This idea occurred to me when I was dusting off my flute. I wanted to record my favourite piece of music by Mozart via Audacity when I realized how easy it is to make learning more personalized in the classroom. Most students I teach play, or used to play, a musical instrument. For those who don’t there are triangles, drums, various sticks, etc. The thing is that in an EFL classroom, certain grammar points and vocabulary will be learned and remembered easier if put into meaningful context. Why should the students just sit at their desks, with their books opened, doing exercises and discussing what a John and a Mary can do? Of course, I always ask my students to talk about themselves as well, but is it enough? Why not ask the students to learn by doing – by recording a short video or audio of them playing a musical instrument? The kinaesthetic learning type students will be excited. Give your students an opportunity to use technology and be creative.

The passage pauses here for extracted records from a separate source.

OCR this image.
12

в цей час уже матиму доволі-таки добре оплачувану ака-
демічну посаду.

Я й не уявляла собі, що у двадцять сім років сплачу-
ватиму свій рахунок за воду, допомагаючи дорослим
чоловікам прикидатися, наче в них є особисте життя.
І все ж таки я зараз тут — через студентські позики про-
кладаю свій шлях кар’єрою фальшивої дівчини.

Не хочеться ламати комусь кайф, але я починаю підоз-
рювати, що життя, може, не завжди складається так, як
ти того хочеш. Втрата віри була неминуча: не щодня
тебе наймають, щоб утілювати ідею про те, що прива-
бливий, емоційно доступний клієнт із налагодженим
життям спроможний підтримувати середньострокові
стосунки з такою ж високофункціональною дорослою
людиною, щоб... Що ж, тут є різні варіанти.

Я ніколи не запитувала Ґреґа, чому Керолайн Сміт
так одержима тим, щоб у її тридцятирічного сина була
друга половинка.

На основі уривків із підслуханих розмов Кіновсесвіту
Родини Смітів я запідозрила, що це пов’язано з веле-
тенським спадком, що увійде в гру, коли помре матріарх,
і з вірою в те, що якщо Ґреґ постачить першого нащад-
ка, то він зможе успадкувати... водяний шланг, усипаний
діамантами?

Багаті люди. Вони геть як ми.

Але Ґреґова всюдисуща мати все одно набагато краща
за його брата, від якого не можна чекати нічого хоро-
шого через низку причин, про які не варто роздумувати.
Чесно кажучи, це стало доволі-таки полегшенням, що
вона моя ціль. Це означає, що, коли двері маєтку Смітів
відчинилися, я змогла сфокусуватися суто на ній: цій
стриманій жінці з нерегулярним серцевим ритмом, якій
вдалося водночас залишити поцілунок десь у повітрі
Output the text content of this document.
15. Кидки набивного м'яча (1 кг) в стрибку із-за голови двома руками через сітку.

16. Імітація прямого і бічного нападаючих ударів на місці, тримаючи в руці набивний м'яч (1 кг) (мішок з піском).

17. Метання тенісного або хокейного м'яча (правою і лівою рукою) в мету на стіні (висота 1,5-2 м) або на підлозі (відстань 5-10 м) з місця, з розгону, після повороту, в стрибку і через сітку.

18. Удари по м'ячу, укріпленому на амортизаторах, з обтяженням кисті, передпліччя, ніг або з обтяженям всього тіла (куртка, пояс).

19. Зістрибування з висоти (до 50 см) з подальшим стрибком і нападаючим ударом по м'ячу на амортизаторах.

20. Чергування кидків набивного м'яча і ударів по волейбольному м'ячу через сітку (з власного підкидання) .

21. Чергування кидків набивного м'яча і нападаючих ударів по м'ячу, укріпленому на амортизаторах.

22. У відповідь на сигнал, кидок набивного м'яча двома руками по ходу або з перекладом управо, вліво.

It is highly motivating if the teacher plays a musical instrument as well and makes a recording himself/herself. It might be easier for some to record the sound only; some students may be more courageous and make a video. But it’s always safer to make a recording at home than to perform live in front of the whole class.
There are lots of things that can be done with the recordings.
- After having created the videos, they can be shared online (on GE.TT, for example).
- For the speaking activity, students watch or listen to the recordings in the class and produce language such as Jana plays the guitar. In the video she was playing her favourite song. Martin doesn’t normally play the drums but in the video he was playing a short piece. He was good. I can’t play the piano but my mum had taught me a short piece of music for this project. With appropriate scaffolding, this language will naturally emerge. You can always adjust the language to the level you need.
- As their homework assignment, students can write about the recordings: they can listen to them again at home and comment on each (or they choose one or two). As this is a very sensitive subject, students should be reminded that they can only give positive comments.
- You can ask your students to take pictures of their instruments, and various parts of the instruments, and display the pics on the board with word tags. This board can be placed in the classroom together with the photos of the students who play the instruments.
- If you feel up to it, you can make a band and practise some music for the class performance (and again share it online, e.g. make a YouTube video). Your students might feel hesitant at first but they’ll love it in the end.